In his recent study, lead researcher Mark Zimmerman, MD, director of outpatient psychiatry at Rhode Island Hospital, makes note that despite the clinical importance of detecting side effects, there are very few studies that are willing to examine the detection and documentation methods currently in use among clinicians.
Zimmerman and his team of researchers asked 300 patients in treatment for depression to complete a self-administered version of the Toronto Side Effects Scale (TSES). The patients rated the frequency of the 31 side effects and the degree of trouble they experienced. Those patients' charts were then examined to extract side effects information recorded by the treating psychiatrist.

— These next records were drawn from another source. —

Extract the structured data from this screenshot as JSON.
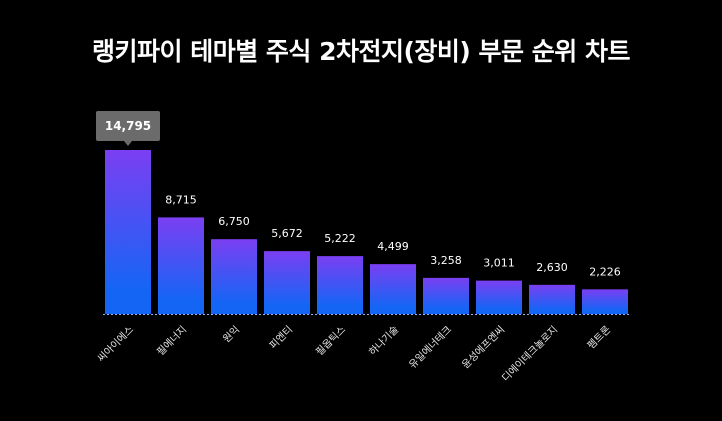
{
  "chart_data": {
    "type": "bar",
    "title": "랭키파이 테마별 주식 2차전지(장비) 부문 순위 차트",
    "categories": [
      "씨아이에스",
      "필에너지",
      "원익",
      "피엔티",
      "필옵틱스",
      "하나기술",
      "유일에너테크",
      "윤성에프엔씨",
      "디에이테크놀로지",
      "펨트론"
    ],
    "values": [
      14795,
      8715,
      6750,
      5672,
      5222,
      4499,
      3258,
      3011,
      2630,
      2226
    ],
    "value_labels": [
      "14,795",
      "8,715",
      "6,750",
      "5,672",
      "5,222",
      "4,499",
      "3,258",
      "3,011",
      "2,630",
      "2,226"
    ],
    "highlighted_label": "14,795",
    "xlabel": "",
    "ylabel": "",
    "ylim": [
      0,
      14795
    ],
    "grid": false,
    "colors": {
      "bar_top": "#7b3ff2",
      "bar_bottom": "#1565f5",
      "callout_bg": "#6b6b6b",
      "baseline": "#8fb4ff",
      "background": "#000000",
      "text": "#ffffff"
    }
  }
}
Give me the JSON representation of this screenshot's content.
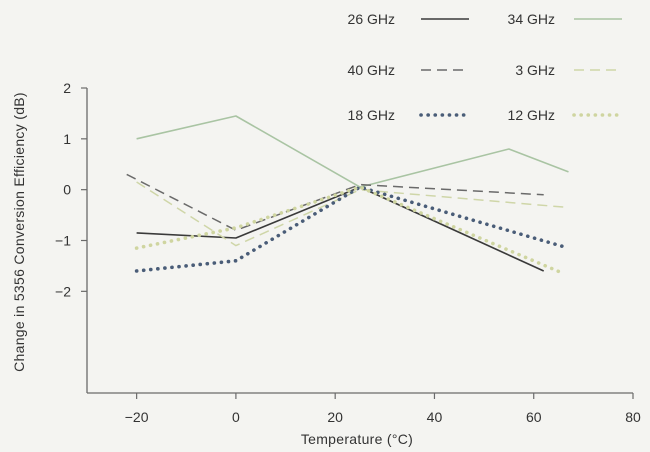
{
  "chart_data": {
    "type": "line",
    "title": "",
    "xlabel": "Temperature (°C)",
    "ylabel": "Change in 5356 Conversion Efficiency (dB)",
    "xlim": [
      -30,
      80
    ],
    "ylim": [
      -4,
      2
    ],
    "x_ticks": [
      "−20",
      "0",
      "20",
      "40",
      "60",
      "80"
    ],
    "y_ticks": [
      "2",
      "1",
      "0",
      "−1",
      "−2"
    ],
    "grid": false,
    "legend_position": "top-right",
    "series": [
      {
        "name": "26 GHz",
        "color": "#3a3a3a",
        "style": "solid",
        "x": [
          -20,
          0,
          25,
          62
        ],
        "y": [
          -0.85,
          -0.95,
          0.05,
          -1.6
        ]
      },
      {
        "name": "34 GHz",
        "color": "#a9c4a3",
        "style": "solid",
        "x": [
          -20,
          0,
          25,
          55,
          67
        ],
        "y": [
          1.0,
          1.45,
          0.05,
          0.8,
          0.35
        ]
      },
      {
        "name": "40 GHz",
        "color": "#6a6a6a",
        "style": "dashed",
        "x": [
          -22,
          0,
          25,
          62
        ],
        "y": [
          0.3,
          -0.8,
          0.1,
          -0.1
        ]
      },
      {
        "name": "3 GHz",
        "color": "#cfd6a8",
        "style": "dashed",
        "x": [
          -20,
          0,
          25,
          67
        ],
        "y": [
          0.15,
          -1.1,
          0.0,
          -0.35
        ]
      },
      {
        "name": "18 GHz",
        "color": "#4a5d78",
        "style": "dotted",
        "x": [
          -20,
          0,
          25,
          67
        ],
        "y": [
          -1.6,
          -1.4,
          0.05,
          -1.15
        ]
      },
      {
        "name": "12 GHz",
        "color": "#cfd5a0",
        "style": "dotted",
        "x": [
          -20,
          0,
          25,
          66
        ],
        "y": [
          -1.15,
          -0.75,
          0.05,
          -1.65
        ]
      }
    ]
  }
}
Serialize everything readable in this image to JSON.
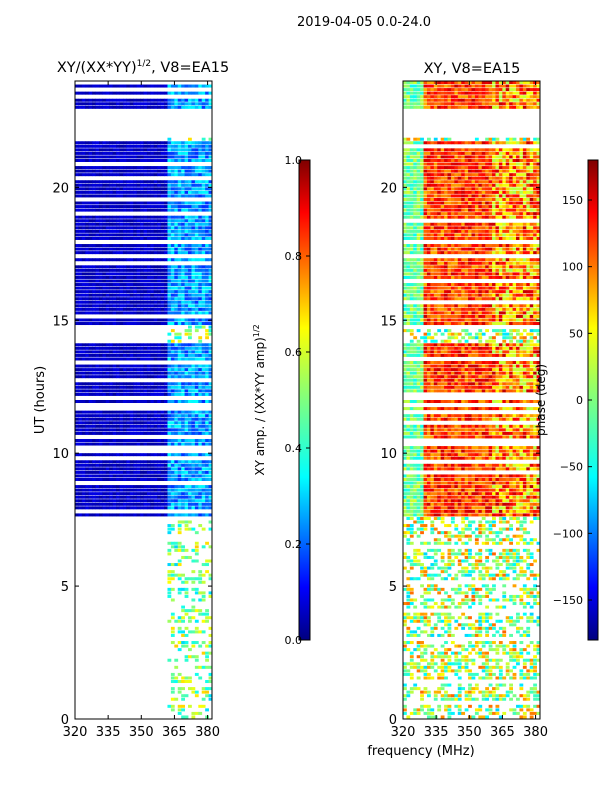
{
  "suptitle": "2019-04-05 0.0-24.0",
  "xlabel": "frequency (MHz)",
  "colors": {
    "jet": [
      "#00007f",
      "#0000ff",
      "#007fff",
      "#00ffff",
      "#7fff7f",
      "#ffff00",
      "#ff7f00",
      "#ff0000",
      "#7f0000"
    ],
    "axis": "#000000",
    "background": "#ffffff",
    "gap": "#ffffff"
  },
  "chart_data": [
    {
      "type": "heatmap",
      "title": "XY/(XX*YY)",
      "title_exponent": "1/2",
      "title_suffix": ", V8=EA15",
      "xlabel": "",
      "ylabel": "UT (hours)",
      "xlim": [
        320,
        382
      ],
      "ylim": [
        0,
        24
      ],
      "xticks": [
        320,
        335,
        350,
        365,
        380
      ],
      "yticks": [
        0,
        5,
        10,
        15,
        20
      ],
      "colorbar": {
        "label": "XY amp. / (XX*YY amp)",
        "label_exponent": "1/2",
        "range": [
          0.0,
          1.0
        ],
        "ticks": [
          "0.0",
          "0.2",
          "0.4",
          "0.6",
          "0.8",
          "1.0"
        ]
      }
    },
    {
      "type": "heatmap",
      "title": "XY, V8=EA15",
      "xlabel": "frequency (MHz)",
      "ylabel": "",
      "xlim": [
        320,
        382
      ],
      "ylim": [
        0,
        24
      ],
      "xticks": [
        320,
        335,
        350,
        365,
        380
      ],
      "yticks": [
        0,
        5,
        10,
        15,
        20
      ],
      "colorbar": {
        "label": "phase (deg)",
        "range": [
          -180,
          180
        ],
        "ticks": [
          "−150",
          "−100",
          "−50",
          "0",
          "50",
          "100",
          "150"
        ]
      }
    }
  ]
}
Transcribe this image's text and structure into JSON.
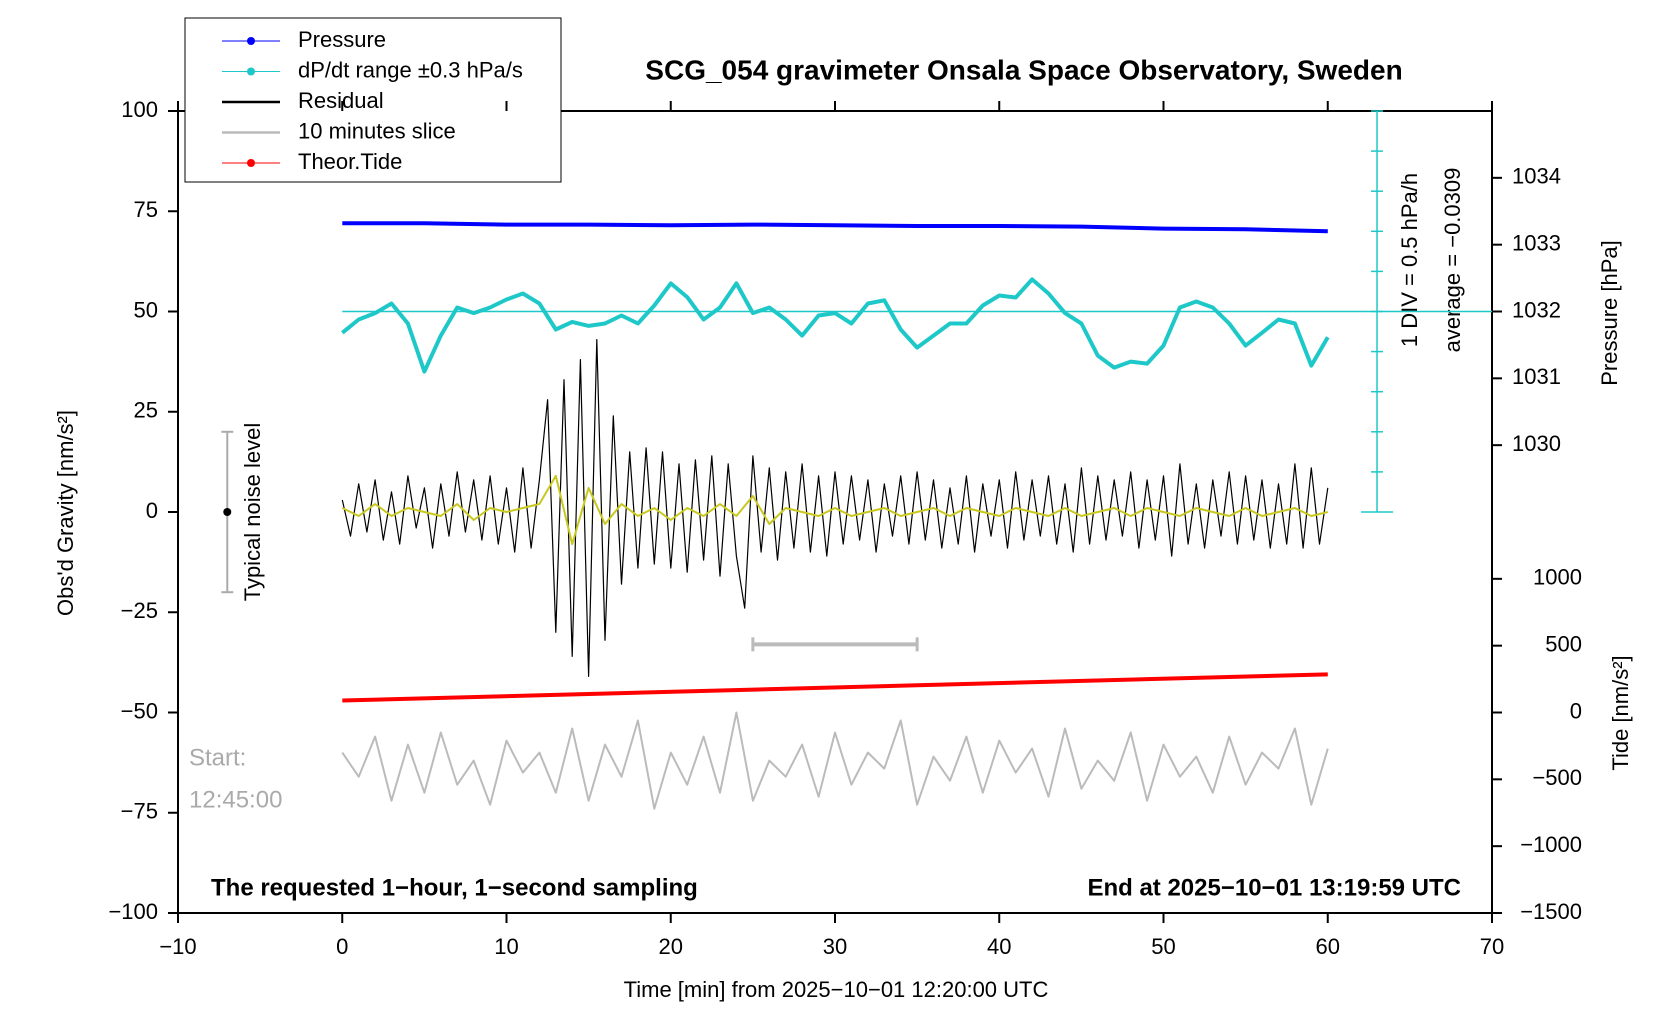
{
  "chart_data": {
    "type": "line",
    "title": "SCG_054 gravimeter Onsala Space Observatory, Sweden",
    "xlabel": "Time [min] from 2025−10−01 12:20:00 UTC",
    "ylabel": "Obs'd Gravity [nm/s²]",
    "y2label": "Pressure [hPa]",
    "y3label": "Tide [nm/s²]",
    "xlim": [
      -10,
      70
    ],
    "xticks": [
      {
        "value": -10,
        "label": "−10"
      },
      0,
      10,
      20,
      30,
      40,
      50,
      60,
      70
    ],
    "ylim": [
      -100,
      100
    ],
    "yticks": [
      {
        "value": -100,
        "label": "−100"
      },
      {
        "value": -75,
        "label": "−75"
      },
      {
        "value": -50,
        "label": "−50"
      },
      {
        "value": -25,
        "label": "−25"
      },
      0,
      25,
      50,
      75,
      100
    ],
    "y2lim": [
      1023,
      1035
    ],
    "y2ticks": [
      1030,
      1031,
      1032,
      1033,
      1034
    ],
    "y3lim": [
      -1500,
      4500
    ],
    "y3ticks": [
      {
        "value": -1500,
        "label": "−1500"
      },
      {
        "value": -1000,
        "label": "−1000"
      },
      {
        "value": -500,
        "label": "−500"
      },
      0,
      500,
      1000
    ],
    "x": [
      0,
      1,
      2,
      3,
      4,
      5,
      6,
      7,
      8,
      9,
      10,
      11,
      12,
      13,
      14,
      15,
      16,
      17,
      18,
      19,
      20,
      21,
      22,
      23,
      24,
      25,
      26,
      27,
      28,
      29,
      30,
      31,
      32,
      33,
      34,
      35,
      36,
      37,
      38,
      39,
      40,
      41,
      42,
      43,
      44,
      45,
      46,
      47,
      48,
      49,
      50,
      51,
      52,
      53,
      54,
      55,
      56,
      57,
      58,
      59,
      60
    ],
    "series": [
      {
        "name": "Pressure",
        "color": "#0000ff",
        "axis": "y2",
        "legend_marker": true,
        "x": [
          0,
          5,
          10,
          15,
          20,
          25,
          30,
          35,
          40,
          45,
          50,
          55,
          60
        ],
        "values": [
          1033.32,
          1033.32,
          1033.3,
          1033.3,
          1033.29,
          1033.3,
          1033.29,
          1033.28,
          1033.28,
          1033.27,
          1033.24,
          1033.23,
          1033.2
        ]
      },
      {
        "name": "dP/dt range ±0.3 hPa/s",
        "color": "#1fc8c8",
        "legend_marker": true,
        "values": [
          44.7,
          48,
          49.6,
          52,
          47,
          35,
          44,
          51,
          49.6,
          51,
          53,
          54.5,
          52,
          45.5,
          47.4,
          46.4,
          47,
          49,
          47,
          51.5,
          57,
          53.6,
          48,
          51,
          57,
          49.6,
          51,
          48,
          44,
          49,
          49.6,
          47,
          52,
          52.8,
          45.5,
          41,
          44,
          47,
          47,
          51.5,
          54,
          53.5,
          58,
          54.5,
          49.6,
          47,
          39,
          36,
          37.5,
          37,
          41.5,
          51,
          52.5,
          51,
          47,
          41.5,
          44.7,
          48,
          47,
          36.5,
          43.6
        ]
      },
      {
        "name": "Residual",
        "color": "#000000",
        "x": [
          0,
          0.5,
          1,
          1.5,
          2,
          2.5,
          3,
          3.5,
          4,
          4.5,
          5,
          5.5,
          6,
          6.5,
          7,
          7.5,
          8,
          8.5,
          9,
          9.5,
          10,
          10.5,
          11,
          11.5,
          12,
          12.5,
          13,
          13.5,
          14,
          14.5,
          15,
          15.5,
          16,
          16.5,
          17,
          17.5,
          18,
          18.5,
          19,
          19.5,
          20,
          20.5,
          21,
          21.5,
          22,
          22.5,
          23,
          23.5,
          24,
          24.5,
          25,
          25.5,
          26,
          26.5,
          27,
          27.5,
          28,
          28.5,
          29,
          29.5,
          30,
          30.5,
          31,
          31.5,
          32,
          32.5,
          33,
          33.5,
          34,
          34.5,
          35,
          35.5,
          36,
          36.5,
          37,
          37.5,
          38,
          38.5,
          39,
          39.5,
          40,
          40.5,
          41,
          41.5,
          42,
          42.5,
          43,
          43.5,
          44,
          44.5,
          45,
          45.5,
          46,
          46.5,
          47,
          47.5,
          48,
          48.5,
          49,
          49.5,
          50,
          50.5,
          51,
          51.5,
          52,
          52.5,
          53,
          53.5,
          54,
          54.5,
          55,
          55.5,
          56,
          56.5,
          57,
          57.5,
          58,
          58.5,
          59,
          59.5,
          60
        ],
        "values": [
          3,
          -6,
          7,
          -5,
          8,
          -7,
          5,
          -8,
          9,
          -4,
          6,
          -9,
          7,
          -6,
          10,
          -5,
          8,
          -7,
          9,
          -8,
          6,
          -10,
          11,
          -9,
          8,
          28,
          -30,
          33,
          -36,
          38,
          -41,
          43,
          -32,
          24,
          -18,
          15,
          -14,
          16,
          -13,
          15,
          -14,
          12,
          -15,
          13,
          -12,
          14,
          -16,
          12,
          -11,
          -24,
          14,
          -10,
          11,
          -12,
          10,
          -9,
          12,
          -10,
          9,
          -11,
          10,
          -8,
          9,
          -7,
          8,
          -10,
          7,
          -6,
          9,
          -8,
          10,
          -7,
          8,
          -9,
          6,
          -8,
          9,
          -10,
          7,
          -6,
          8,
          -9,
          10,
          -7,
          8,
          -6,
          9,
          -8,
          7,
          -10,
          11,
          -8,
          9,
          -7,
          8,
          -6,
          10,
          -9,
          8,
          -7,
          9,
          -11,
          12,
          -8,
          7,
          -9,
          8,
          -6,
          10,
          -8,
          9,
          -7,
          8,
          -9,
          7,
          -8,
          12,
          -9,
          11,
          -8,
          6
        ]
      },
      {
        "color": "#c8c81e",
        "values": [
          1,
          -1,
          2,
          -1,
          1,
          0,
          -1,
          2,
          -2,
          1,
          0,
          1,
          2,
          9,
          -8,
          6,
          -3,
          2,
          -1,
          1,
          -2,
          1,
          -1,
          2,
          -1,
          4,
          -3,
          1,
          0,
          -1,
          1,
          -1,
          0,
          1,
          -1,
          0,
          1,
          -1,
          1,
          0,
          -1,
          1,
          0,
          -1,
          1,
          -1,
          0,
          1,
          -1,
          1,
          0,
          -1,
          1,
          0,
          -1,
          1,
          -1,
          0,
          1,
          -1,
          0
        ]
      },
      {
        "name": "10 minutes slice",
        "color": "#bbbbbb",
        "values": [
          -60,
          -66,
          -56,
          -72,
          -58,
          -70,
          -55,
          -68,
          -62,
          -73,
          -57,
          -65,
          -60,
          -70,
          -54,
          -72,
          -58,
          -66,
          -52,
          -74,
          -60,
          -68,
          -56,
          -70,
          -50,
          -72,
          -62,
          -66,
          -58,
          -71,
          -55,
          -68,
          -60,
          -64,
          -52,
          -73,
          -61,
          -67,
          -56,
          -70,
          -57,
          -65,
          -59,
          -71,
          -54,
          -69,
          -62,
          -67,
          -55,
          -72,
          -58,
          -66,
          -61,
          -70,
          -56,
          -68,
          -60,
          -64,
          -54,
          -73,
          -59
        ]
      },
      {
        "name": "Theor.Tide",
        "color": "#ff0000",
        "axis": "y3",
        "legend_marker": true,
        "x": [
          0,
          60
        ],
        "values": [
          90,
          285
        ]
      }
    ],
    "reference_line": 50,
    "scale_x": 63,
    "scale_ticks": [
      0,
      10,
      20,
      30,
      40,
      50,
      60,
      70,
      80,
      90,
      100
    ],
    "noise_bar": {
      "x": -7,
      "range": [
        -20,
        20
      ],
      "label": "Typical noise level"
    },
    "slice_bar": {
      "y": -33,
      "range": [
        25,
        35
      ]
    },
    "annotations": [
      "1 DIV = 0.5 hPa/h",
      "average = −0.0309"
    ],
    "start_label": [
      "Start:",
      "12:45:00"
    ],
    "footer_left": "The requested 1−hour, 1−second sampling",
    "footer_right": "End at 2025−10−01 13:19:59 UTC"
  }
}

Researchers were surprised when they discovered that the number of side effects reported by the patients on the TSES was 20 times higher than the number recorded by the psychiatrist. When the self-reported side effects were limited to "frequently occurring" or "very bothersome" the rate was still found to be two to three times higher than recorded in their charts.
Zimmerman, also an associate professor of psychiatry and human behavior at The Warren Alpert Medical School of Brown University, says, "Despite the importance that side effects have on premature medication discontinuation, there is some evidence that clinicians may not do a thorough job of eliciting information regarding their presence. This study finds that clinicians do not record in their progress notes most side effects reported on a side effects questionnaire."
Zimmerman says, "As a result of this study, we believe that ongoing dialogue about side effects during treatment will help to reduce premature medication discontinuation and would help reduce depression relapse rates. Incorporating a self-report questionnaire like the TSES may be helpful to adopt into clinical practice for the treatment of depression."
For now, researchers recommend the use of a self-administered patient questionnaire in clinical practice to improve the recognition of side effects for patients in treatment.